There are two forces struggling at work here. The first is that the graphic novel source material was written and understood by Julie Maroh, a lesbian. The second is the heteroness of Kechiche and Ghalia Lacroix. With these two forces, Blue is the Warmest Color is trying to be a cross-over film for lesbians from the ghetto stylings of queer culture into the arty stylings of hetero culture by being adapted by straight people. While there are good intentions at work, for the largest part, there still remains the questions of queer narrative appropriation.

2013 is turning up to be one of the weirdest years for queer cinema and cultural appropriation. Not only is there Blue is the Warmest Color, but there is also Dallas Buyers Club, which made a very hetero narrative out of a much more complicated story. Dallas Buyers Club, the true story, was about a bisexual slutty dude who got AIDS through a blood transplant and set up shop to help out the gay community. The movie was about a homophobic straight dude who became more accepting of the gay community through the help of the flighty magical trans pixie (a completely invented character who does not exist in real life). Dallas Buyers Club won 2 oscars.

Also in 2013, James Franco was exposing the queer lifestyle for his own personal advancement. He released Kink and Interior. Leather Bar., both of which dealt, in part, with understanding queer sexuality as well as the hetero position to queer sexuality.

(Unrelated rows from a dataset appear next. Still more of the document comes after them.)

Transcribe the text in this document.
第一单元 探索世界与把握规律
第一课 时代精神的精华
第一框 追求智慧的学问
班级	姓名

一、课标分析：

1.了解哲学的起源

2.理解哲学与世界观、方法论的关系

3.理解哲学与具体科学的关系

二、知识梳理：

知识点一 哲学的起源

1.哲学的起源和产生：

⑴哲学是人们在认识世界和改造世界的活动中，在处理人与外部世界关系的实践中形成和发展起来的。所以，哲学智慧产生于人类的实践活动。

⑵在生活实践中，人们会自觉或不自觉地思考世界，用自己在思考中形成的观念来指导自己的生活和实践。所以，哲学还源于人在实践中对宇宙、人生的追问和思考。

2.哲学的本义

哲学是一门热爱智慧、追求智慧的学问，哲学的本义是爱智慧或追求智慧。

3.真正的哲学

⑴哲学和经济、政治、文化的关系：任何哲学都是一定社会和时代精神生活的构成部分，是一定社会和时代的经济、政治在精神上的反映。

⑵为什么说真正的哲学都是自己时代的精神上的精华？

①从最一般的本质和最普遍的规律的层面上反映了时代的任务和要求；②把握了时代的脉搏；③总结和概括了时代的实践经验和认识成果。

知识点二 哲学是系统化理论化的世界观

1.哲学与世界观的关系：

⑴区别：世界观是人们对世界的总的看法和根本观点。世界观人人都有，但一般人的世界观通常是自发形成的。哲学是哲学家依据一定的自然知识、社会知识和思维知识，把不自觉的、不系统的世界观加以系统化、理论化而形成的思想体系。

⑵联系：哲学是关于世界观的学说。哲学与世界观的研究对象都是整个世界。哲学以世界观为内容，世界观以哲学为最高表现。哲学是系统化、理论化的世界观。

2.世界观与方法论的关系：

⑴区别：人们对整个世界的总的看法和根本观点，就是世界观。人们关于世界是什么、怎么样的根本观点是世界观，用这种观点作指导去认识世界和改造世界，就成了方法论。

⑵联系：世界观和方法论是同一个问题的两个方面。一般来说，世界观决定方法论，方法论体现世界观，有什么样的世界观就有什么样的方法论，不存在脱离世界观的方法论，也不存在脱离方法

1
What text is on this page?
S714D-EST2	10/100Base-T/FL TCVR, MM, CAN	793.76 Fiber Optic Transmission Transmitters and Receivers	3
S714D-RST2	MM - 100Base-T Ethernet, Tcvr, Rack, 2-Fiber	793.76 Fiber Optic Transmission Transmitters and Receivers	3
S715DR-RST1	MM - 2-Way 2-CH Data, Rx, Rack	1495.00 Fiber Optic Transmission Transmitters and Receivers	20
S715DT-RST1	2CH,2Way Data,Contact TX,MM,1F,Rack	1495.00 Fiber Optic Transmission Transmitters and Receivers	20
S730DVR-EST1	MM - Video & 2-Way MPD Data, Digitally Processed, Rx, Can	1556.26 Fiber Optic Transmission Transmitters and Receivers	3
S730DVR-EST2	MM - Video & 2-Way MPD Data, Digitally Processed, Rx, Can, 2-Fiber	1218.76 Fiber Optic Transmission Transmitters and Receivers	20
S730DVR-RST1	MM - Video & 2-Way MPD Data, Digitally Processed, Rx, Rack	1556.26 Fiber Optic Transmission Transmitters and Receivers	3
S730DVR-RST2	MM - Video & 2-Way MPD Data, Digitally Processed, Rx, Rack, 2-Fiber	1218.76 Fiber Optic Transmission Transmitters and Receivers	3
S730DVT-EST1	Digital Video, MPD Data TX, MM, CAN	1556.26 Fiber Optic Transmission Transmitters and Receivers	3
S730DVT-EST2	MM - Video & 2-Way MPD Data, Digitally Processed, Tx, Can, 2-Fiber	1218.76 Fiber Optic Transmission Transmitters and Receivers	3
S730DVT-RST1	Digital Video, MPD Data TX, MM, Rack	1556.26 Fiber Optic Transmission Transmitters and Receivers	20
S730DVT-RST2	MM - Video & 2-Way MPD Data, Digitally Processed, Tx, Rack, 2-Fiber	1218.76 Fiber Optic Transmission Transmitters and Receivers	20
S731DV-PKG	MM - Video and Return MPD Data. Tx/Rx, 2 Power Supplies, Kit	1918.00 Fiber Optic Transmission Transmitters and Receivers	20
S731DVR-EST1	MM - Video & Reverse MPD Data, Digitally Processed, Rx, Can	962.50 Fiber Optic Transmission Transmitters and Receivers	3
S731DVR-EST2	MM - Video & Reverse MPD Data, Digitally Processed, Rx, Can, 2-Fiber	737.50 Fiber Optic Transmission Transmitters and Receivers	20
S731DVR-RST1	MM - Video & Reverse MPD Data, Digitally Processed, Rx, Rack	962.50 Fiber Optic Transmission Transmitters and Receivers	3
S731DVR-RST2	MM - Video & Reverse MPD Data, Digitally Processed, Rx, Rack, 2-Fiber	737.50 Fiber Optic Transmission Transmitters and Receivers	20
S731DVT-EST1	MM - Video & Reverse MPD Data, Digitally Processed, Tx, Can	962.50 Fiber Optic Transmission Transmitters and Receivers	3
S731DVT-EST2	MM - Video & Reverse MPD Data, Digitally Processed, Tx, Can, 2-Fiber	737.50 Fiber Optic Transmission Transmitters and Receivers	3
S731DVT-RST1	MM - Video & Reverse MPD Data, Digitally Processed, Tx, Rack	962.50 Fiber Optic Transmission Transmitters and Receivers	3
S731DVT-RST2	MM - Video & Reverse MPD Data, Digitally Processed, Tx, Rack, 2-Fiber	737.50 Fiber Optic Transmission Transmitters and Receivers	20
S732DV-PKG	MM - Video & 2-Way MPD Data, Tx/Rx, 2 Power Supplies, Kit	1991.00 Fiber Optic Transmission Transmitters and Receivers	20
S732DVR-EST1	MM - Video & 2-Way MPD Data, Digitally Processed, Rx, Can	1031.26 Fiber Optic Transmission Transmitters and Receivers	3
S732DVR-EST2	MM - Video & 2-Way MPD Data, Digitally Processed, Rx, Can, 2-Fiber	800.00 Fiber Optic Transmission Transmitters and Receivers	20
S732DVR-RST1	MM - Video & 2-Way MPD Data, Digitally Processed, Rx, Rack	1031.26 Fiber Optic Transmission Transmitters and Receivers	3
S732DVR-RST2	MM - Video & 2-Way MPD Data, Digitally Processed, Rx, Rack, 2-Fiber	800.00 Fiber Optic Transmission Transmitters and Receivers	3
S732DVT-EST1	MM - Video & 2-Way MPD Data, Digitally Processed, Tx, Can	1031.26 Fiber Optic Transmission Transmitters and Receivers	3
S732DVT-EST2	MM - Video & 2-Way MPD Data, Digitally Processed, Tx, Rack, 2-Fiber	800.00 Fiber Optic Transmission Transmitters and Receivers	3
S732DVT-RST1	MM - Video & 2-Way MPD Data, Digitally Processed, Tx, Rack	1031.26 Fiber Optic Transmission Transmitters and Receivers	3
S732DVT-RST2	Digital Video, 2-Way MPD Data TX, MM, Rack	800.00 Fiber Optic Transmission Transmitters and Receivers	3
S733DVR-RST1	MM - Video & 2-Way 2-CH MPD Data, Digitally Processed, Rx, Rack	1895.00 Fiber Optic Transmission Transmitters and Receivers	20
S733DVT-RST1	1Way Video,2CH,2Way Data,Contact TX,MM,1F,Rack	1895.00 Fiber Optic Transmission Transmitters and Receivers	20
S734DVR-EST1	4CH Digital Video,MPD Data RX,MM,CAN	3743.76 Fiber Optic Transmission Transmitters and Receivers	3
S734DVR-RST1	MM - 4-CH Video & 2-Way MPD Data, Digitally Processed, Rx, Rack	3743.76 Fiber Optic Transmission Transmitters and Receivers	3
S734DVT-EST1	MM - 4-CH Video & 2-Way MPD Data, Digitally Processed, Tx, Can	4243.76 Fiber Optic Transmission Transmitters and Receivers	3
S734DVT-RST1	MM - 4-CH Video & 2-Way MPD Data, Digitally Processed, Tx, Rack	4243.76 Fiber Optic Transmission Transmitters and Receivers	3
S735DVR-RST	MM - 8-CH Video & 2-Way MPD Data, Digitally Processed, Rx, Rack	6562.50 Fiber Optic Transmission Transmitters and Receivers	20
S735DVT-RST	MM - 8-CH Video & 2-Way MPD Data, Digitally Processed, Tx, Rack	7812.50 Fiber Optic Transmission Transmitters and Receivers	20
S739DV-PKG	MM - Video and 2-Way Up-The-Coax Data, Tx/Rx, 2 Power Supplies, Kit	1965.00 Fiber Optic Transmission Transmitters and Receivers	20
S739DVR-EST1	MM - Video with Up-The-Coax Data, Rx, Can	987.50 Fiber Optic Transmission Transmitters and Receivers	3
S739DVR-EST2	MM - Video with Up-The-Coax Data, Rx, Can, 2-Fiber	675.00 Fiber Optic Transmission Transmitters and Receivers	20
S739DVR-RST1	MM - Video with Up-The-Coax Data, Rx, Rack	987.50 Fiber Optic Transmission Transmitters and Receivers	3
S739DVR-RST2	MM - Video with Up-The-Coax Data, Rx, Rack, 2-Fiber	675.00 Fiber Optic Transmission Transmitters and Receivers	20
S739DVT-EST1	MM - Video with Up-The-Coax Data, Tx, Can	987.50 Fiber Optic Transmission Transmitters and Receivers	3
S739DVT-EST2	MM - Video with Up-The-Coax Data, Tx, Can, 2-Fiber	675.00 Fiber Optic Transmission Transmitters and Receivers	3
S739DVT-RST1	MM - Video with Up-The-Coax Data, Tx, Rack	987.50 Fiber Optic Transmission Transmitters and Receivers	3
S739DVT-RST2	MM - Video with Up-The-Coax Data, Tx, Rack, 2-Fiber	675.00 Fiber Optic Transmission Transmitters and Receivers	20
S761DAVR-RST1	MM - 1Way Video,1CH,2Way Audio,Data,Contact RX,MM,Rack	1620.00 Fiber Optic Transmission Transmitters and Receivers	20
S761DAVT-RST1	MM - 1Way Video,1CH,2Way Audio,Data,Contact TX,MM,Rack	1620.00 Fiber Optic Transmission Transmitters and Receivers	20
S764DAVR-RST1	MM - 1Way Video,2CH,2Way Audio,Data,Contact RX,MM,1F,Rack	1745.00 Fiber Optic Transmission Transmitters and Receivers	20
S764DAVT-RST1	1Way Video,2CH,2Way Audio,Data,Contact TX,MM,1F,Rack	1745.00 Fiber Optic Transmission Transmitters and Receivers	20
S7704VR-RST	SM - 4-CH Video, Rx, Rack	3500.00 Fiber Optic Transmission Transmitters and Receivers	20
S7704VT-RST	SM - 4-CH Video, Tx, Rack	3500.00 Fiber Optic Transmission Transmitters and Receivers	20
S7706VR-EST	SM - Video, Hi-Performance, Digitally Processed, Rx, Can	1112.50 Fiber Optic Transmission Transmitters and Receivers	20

Blue is the Warmest Color falls somewhere between these two poles. It does absolutely nothing to advance the understanding of queer life, nor does it completely disrespect the lesbian lifestyle portrayed within its THREE HOUR RUNNING TIME. Much of this running time is spent on extended conversations about such exhilarating topics as French Literature, art, spaghetti, and the job market. There is exactly one scene of lesbian fear in high school, then it we flitter away from the bullying as if it was lip service in order to get to the first sex scene. After all, by that time, we're over an hour into the film.

Then, we get to the sex scenes which have been both celebrated (largely by straight men), and derided as exploitative (largely by feminists). Not having really watched two lesbians fuck, I cannot comment...but I have to say that there is a hell of a lot of hilarious positions that look like they amount to bumping pussies. The positions look like they would be better with strap-ons, but no strap-ons were pretended to be used in this production. It reminded me of Skinemax portrayals of lesbian sex more than anything.

The movie, outside of the bullying lip service and the hardcore fake sex, is almost a transplant of a traditional hetero narrative. With Emma being the butchy male role while Adele is the femmey female role. Adele has no ego or life outside of Emma, being completely obsessed with her first romance (isn't that true of many first loves if they don't happen during high school?). Emma is the forceful one who drives most of the relationship. Emma's cheating is never called out by Adele, even though Adele's cheating is called out by Emma. Making an even more obvious hetero plot point, showing a non-understanding of the lesbian lifestyle.

Fortunately, though, even Adele is treated as a human. Emma is too. Which is more than you can say for most of the American romances. Does that mean Blue is the Warmest Color is good? Kind of. It's safe, hetero-friendly, hetero-acceptable filmmaking that doesn't insult the homosexual community. It may lead to acceptance. And, some of lesbians may really like this attempt at an ultimate story of the first 15 years of active lesbianism. But, ultimately, it's too long, too meandering, and too straight of an adaptation to be a solid recommendation. It missed the queerness.

P.S. Since this is France in the 1990s, cell phones don't exist and smoking is a symbol for freedom.